Pernahkah ketika hari menjelang malam, ketika akan menutup
mata, kita sempatkan mengingat dan
menghitung-hitung perbuatan kita selama
hari ini? “Apa tindakan buruk hari ini? Siapa saja yang aku sakiti hari ini? Dan apa kebaikan yang
telah aku lakukan hari ini?”
Demikian itulah yang dilakukan
para sahabat Nabi. Mereka tidak
pernah menutup malamnya kecuali telah melakukan muhasabah.
Menjelang wafatnya, Abu
Bakar memanggil putrinya Aisyah, lalu
ia berkata, “Sesungguhnya semenjak kita menangani urusan kaum Muslimin, tidak pernah makan dari (dinar dan dirham) mereka.
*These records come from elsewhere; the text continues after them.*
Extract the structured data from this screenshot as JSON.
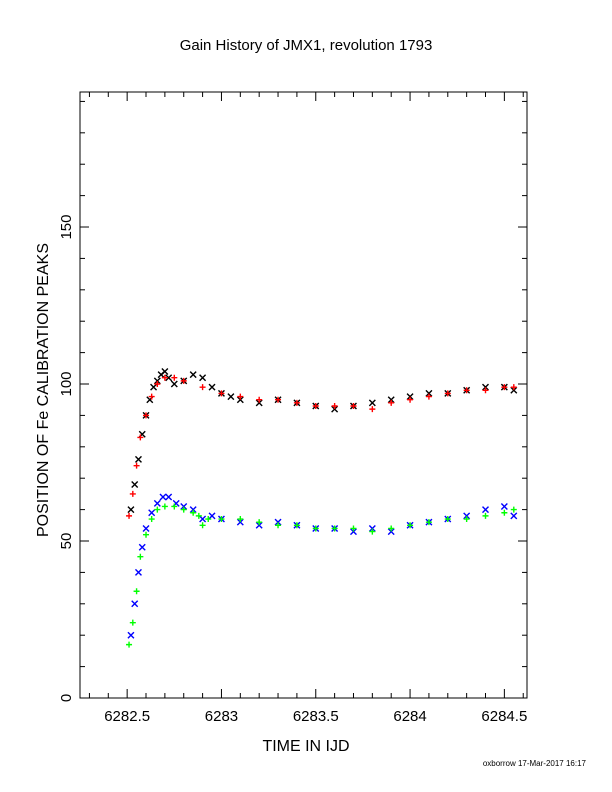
{
  "chart_data": {
    "type": "scatter",
    "title": "Gain History of JMX1, revolution 1793",
    "xlabel": "TIME IN IJD",
    "ylabel": "POSITION OF Fe CALIBRATION PEAKS",
    "xlim": [
      6282.25,
      6284.62
    ],
    "ylim": [
      0,
      193
    ],
    "xticks": [
      6282.5,
      6283,
      6283.5,
      6284,
      6284.5
    ],
    "xtick_labels": [
      "6282.5",
      "6283",
      "6283.5",
      "6284",
      "6284.5"
    ],
    "yticks": [
      0,
      50,
      100,
      150
    ],
    "ytick_labels": [
      "0",
      "50",
      "100",
      "150"
    ],
    "grid": false,
    "series": [
      {
        "color": "#000000",
        "marker": "x",
        "points": [
          [
            6282.52,
            60
          ],
          [
            6282.54,
            68
          ],
          [
            6282.56,
            76
          ],
          [
            6282.58,
            84
          ],
          [
            6282.6,
            90
          ],
          [
            6282.62,
            95
          ],
          [
            6282.64,
            99
          ],
          [
            6282.66,
            101
          ],
          [
            6282.68,
            103
          ],
          [
            6282.7,
            104
          ],
          [
            6282.72,
            102
          ],
          [
            6282.75,
            100
          ],
          [
            6282.8,
            101
          ],
          [
            6282.85,
            103
          ],
          [
            6282.9,
            102
          ],
          [
            6282.95,
            99
          ],
          [
            6283.0,
            97
          ],
          [
            6283.05,
            96
          ],
          [
            6283.1,
            95
          ],
          [
            6283.2,
            94
          ],
          [
            6283.3,
            95
          ],
          [
            6283.4,
            94
          ],
          [
            6283.5,
            93
          ],
          [
            6283.6,
            92
          ],
          [
            6283.7,
            93
          ],
          [
            6283.8,
            94
          ],
          [
            6283.9,
            95
          ],
          [
            6284.0,
            96
          ],
          [
            6284.1,
            97
          ],
          [
            6284.2,
            97
          ],
          [
            6284.3,
            98
          ],
          [
            6284.4,
            99
          ],
          [
            6284.5,
            99
          ],
          [
            6284.55,
            98
          ]
        ]
      },
      {
        "color": "#ff0000",
        "marker": "+",
        "points": [
          [
            6282.51,
            58
          ],
          [
            6282.53,
            65
          ],
          [
            6282.55,
            74
          ],
          [
            6282.57,
            83
          ],
          [
            6282.6,
            90
          ],
          [
            6282.63,
            96
          ],
          [
            6282.66,
            100
          ],
          [
            6282.7,
            102
          ],
          [
            6282.75,
            102
          ],
          [
            6282.8,
            101
          ],
          [
            6282.9,
            99
          ],
          [
            6283.0,
            97
          ],
          [
            6283.1,
            96
          ],
          [
            6283.2,
            95
          ],
          [
            6283.3,
            95
          ],
          [
            6283.4,
            94
          ],
          [
            6283.5,
            93
          ],
          [
            6283.6,
            93
          ],
          [
            6283.7,
            93
          ],
          [
            6283.8,
            92
          ],
          [
            6283.9,
            94
          ],
          [
            6284.0,
            95
          ],
          [
            6284.1,
            96
          ],
          [
            6284.2,
            97
          ],
          [
            6284.3,
            98
          ],
          [
            6284.4,
            98
          ],
          [
            6284.5,
            99
          ],
          [
            6284.55,
            99
          ]
        ]
      },
      {
        "color": "#0000ff",
        "marker": "x",
        "points": [
          [
            6282.52,
            20
          ],
          [
            6282.54,
            30
          ],
          [
            6282.56,
            40
          ],
          [
            6282.58,
            48
          ],
          [
            6282.6,
            54
          ],
          [
            6282.63,
            59
          ],
          [
            6282.66,
            62
          ],
          [
            6282.69,
            64
          ],
          [
            6282.72,
            64
          ],
          [
            6282.76,
            62
          ],
          [
            6282.8,
            61
          ],
          [
            6282.85,
            60
          ],
          [
            6282.9,
            57
          ],
          [
            6282.95,
            58
          ],
          [
            6283.0,
            57
          ],
          [
            6283.1,
            56
          ],
          [
            6283.2,
            55
          ],
          [
            6283.3,
            56
          ],
          [
            6283.4,
            55
          ],
          [
            6283.5,
            54
          ],
          [
            6283.6,
            54
          ],
          [
            6283.7,
            53
          ],
          [
            6283.8,
            54
          ],
          [
            6283.9,
            53
          ],
          [
            6284.0,
            55
          ],
          [
            6284.1,
            56
          ],
          [
            6284.2,
            57
          ],
          [
            6284.3,
            58
          ],
          [
            6284.4,
            60
          ],
          [
            6284.5,
            61
          ],
          [
            6284.55,
            58
          ]
        ]
      },
      {
        "color": "#00ff00",
        "marker": "+",
        "points": [
          [
            6282.51,
            17
          ],
          [
            6282.53,
            24
          ],
          [
            6282.55,
            34
          ],
          [
            6282.57,
            45
          ],
          [
            6282.6,
            52
          ],
          [
            6282.63,
            57
          ],
          [
            6282.66,
            60
          ],
          [
            6282.7,
            61
          ],
          [
            6282.75,
            61
          ],
          [
            6282.8,
            60
          ],
          [
            6282.85,
            59
          ],
          [
            6282.88,
            58
          ],
          [
            6282.9,
            55
          ],
          [
            6282.93,
            57
          ],
          [
            6283.0,
            57
          ],
          [
            6283.1,
            57
          ],
          [
            6283.2,
            56
          ],
          [
            6283.3,
            55
          ],
          [
            6283.4,
            55
          ],
          [
            6283.5,
            54
          ],
          [
            6283.6,
            54
          ],
          [
            6283.7,
            54
          ],
          [
            6283.8,
            53
          ],
          [
            6283.9,
            54
          ],
          [
            6284.0,
            55
          ],
          [
            6284.1,
            56
          ],
          [
            6284.2,
            57
          ],
          [
            6284.3,
            57
          ],
          [
            6284.4,
            58
          ],
          [
            6284.5,
            59
          ],
          [
            6284.55,
            60
          ]
        ]
      }
    ]
  },
  "footer_text": "oxborrow 17-Mar-2017 16:17"
}
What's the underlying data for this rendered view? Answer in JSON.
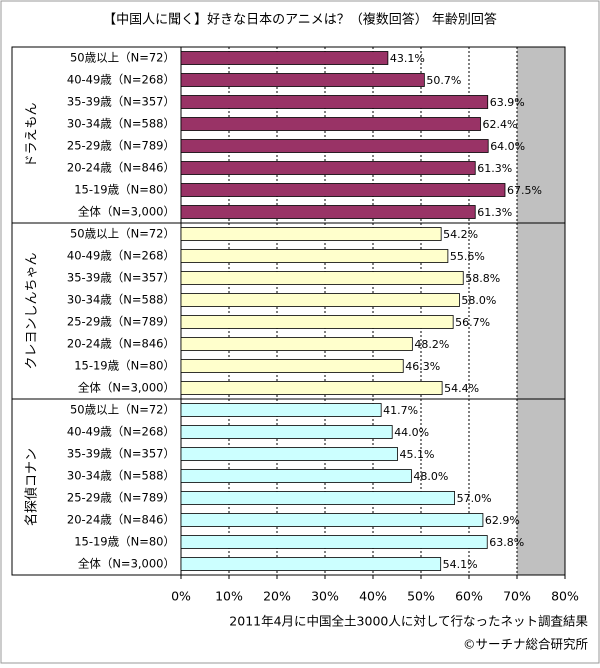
{
  "chart_data": {
    "type": "bar",
    "orientation": "horizontal",
    "title": "【中国人に聞く】好きな日本のアニメは？（複数回答） 年齢別回答",
    "categories": [
      "50歳以上（N=72）",
      "40-49歳（N=268）",
      "35-39歳（N=357）",
      "30-34歳（N=588）",
      "25-29歳（N=789）",
      "20-24歳（N=846）",
      "15-19歳（N=80）",
      "全体（N=3,000）"
    ],
    "series": [
      {
        "name": "ドラえもん",
        "color": "#993366",
        "values": [
          43.1,
          50.7,
          63.9,
          62.4,
          64.0,
          61.3,
          67.5,
          61.3
        ],
        "value_labels": [
          "43.1%",
          "50.7%",
          "63.9%",
          "62.4%",
          "64.0%",
          "61.3%",
          "67.5%",
          "61.3%"
        ]
      },
      {
        "name": "クレヨンしんちゃん",
        "color": "#ffffcc",
        "values": [
          54.2,
          55.6,
          58.8,
          58.0,
          56.7,
          48.2,
          46.3,
          54.4
        ],
        "value_labels": [
          "54.2%",
          "55.6%",
          "58.8%",
          "58.0%",
          "56.7%",
          "48.2%",
          "46.3%",
          "54.4%"
        ]
      },
      {
        "name": "名探偵コナン",
        "color": "#ccffff",
        "values": [
          41.7,
          44.0,
          45.1,
          48.0,
          57.0,
          62.9,
          63.8,
          54.1
        ],
        "value_labels": [
          "41.7%",
          "44.0%",
          "45.1%",
          "48.0%",
          "57.0%",
          "62.9%",
          "63.8%",
          "54.1%"
        ]
      }
    ],
    "xlim": [
      0,
      80
    ],
    "xticks": [
      {
        "value": 0,
        "label": "0%"
      },
      {
        "value": 10,
        "label": "10%"
      },
      {
        "value": 20,
        "label": "20%"
      },
      {
        "value": 30,
        "label": "30%"
      },
      {
        "value": 40,
        "label": "40%"
      },
      {
        "value": 50,
        "label": "50%"
      },
      {
        "value": 60,
        "label": "60%"
      },
      {
        "value": 70,
        "label": "70%"
      },
      {
        "value": 80,
        "label": "80%"
      }
    ],
    "grid": true,
    "notes": [
      "2011年4月に中国全土3000人に対して行なったネット調査結果",
      "©サーチナ総合研究所"
    ]
  }
}
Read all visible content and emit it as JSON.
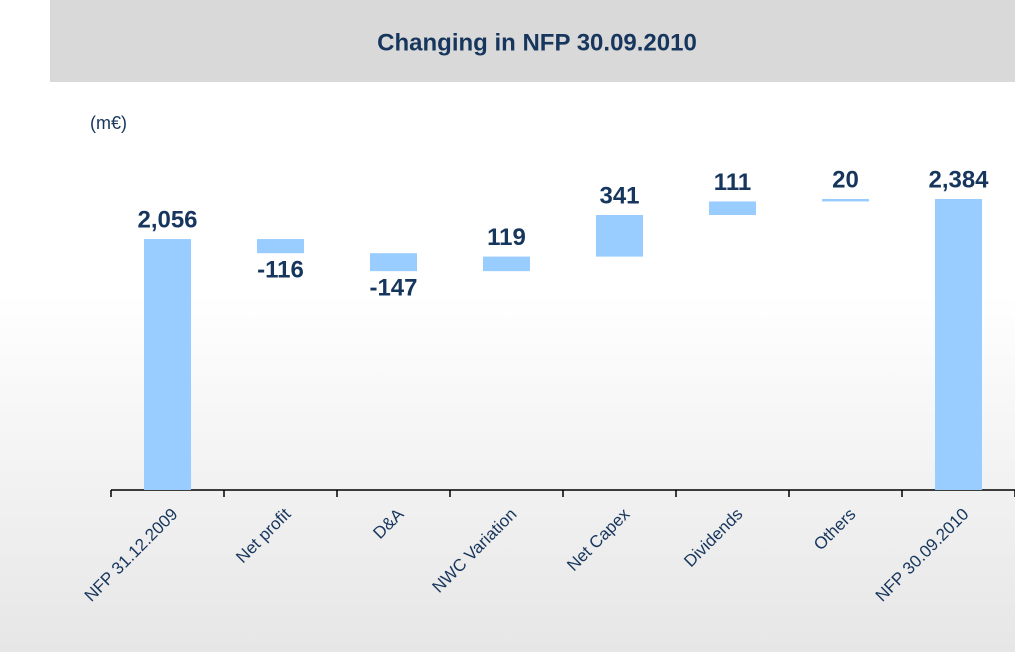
{
  "chart_data": {
    "type": "waterfall",
    "title": "Changing in NFP 30.09.2010",
    "unit_label": "(m€)",
    "categories": [
      "NFP 31.12.2009",
      "Net profit",
      "D&A",
      "NWC Variation",
      "Net Capex",
      "Dividends",
      "Others",
      "NFP 30.09.2010"
    ],
    "values": [
      2056,
      -116,
      -147,
      119,
      341,
      111,
      20,
      2384
    ],
    "value_labels": [
      "2,056",
      "-116",
      "-147",
      "119",
      "341",
      "111",
      "20",
      "2,384"
    ],
    "color": "#99ccff"
  }
}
Yang kita makan adalah makanan yang keras dan sudah rusak.” (HR. Ahmad).
Demikianlah Abu Bakar menghisab
dirinya sendiri. Bahkan sahabat utama
Nabi itu tidak memperkenankan Aisyah mengambil apa yang dimiliki Abu Bakar. Semuanya diminta untuk diserahkan kepada Umar bin Khattab sebagai khalifah selanjutnya.
Tentu, langkah Abu Bakar ini
sagat berat. Tetapi tatkala muhasabah
telah menjadi gaya hidup, tidak ada
yang lebih penting selain menyucikan
diri demi ridha Ilahi.
Abu Bakar dan sahabat Nabi
lainnya benar-benar serius menghisab
dirinya. Semua didorong hadits Nabi;
“Kedua kaki seorang hamba tidak akan bergeser pada hari kiamat sehingga ditanya tentang empat perkara: tentang umurnya, untuk apa dihabiskannya, tentang masa mudanya, digunakan untuk apa, tentang hartanya, dari mana diperoleh dan kemana dihabiskan, dan tentang ilmunya, apa yang dilakukan dengan ilmunya itu.” (HR. Tirmidzi).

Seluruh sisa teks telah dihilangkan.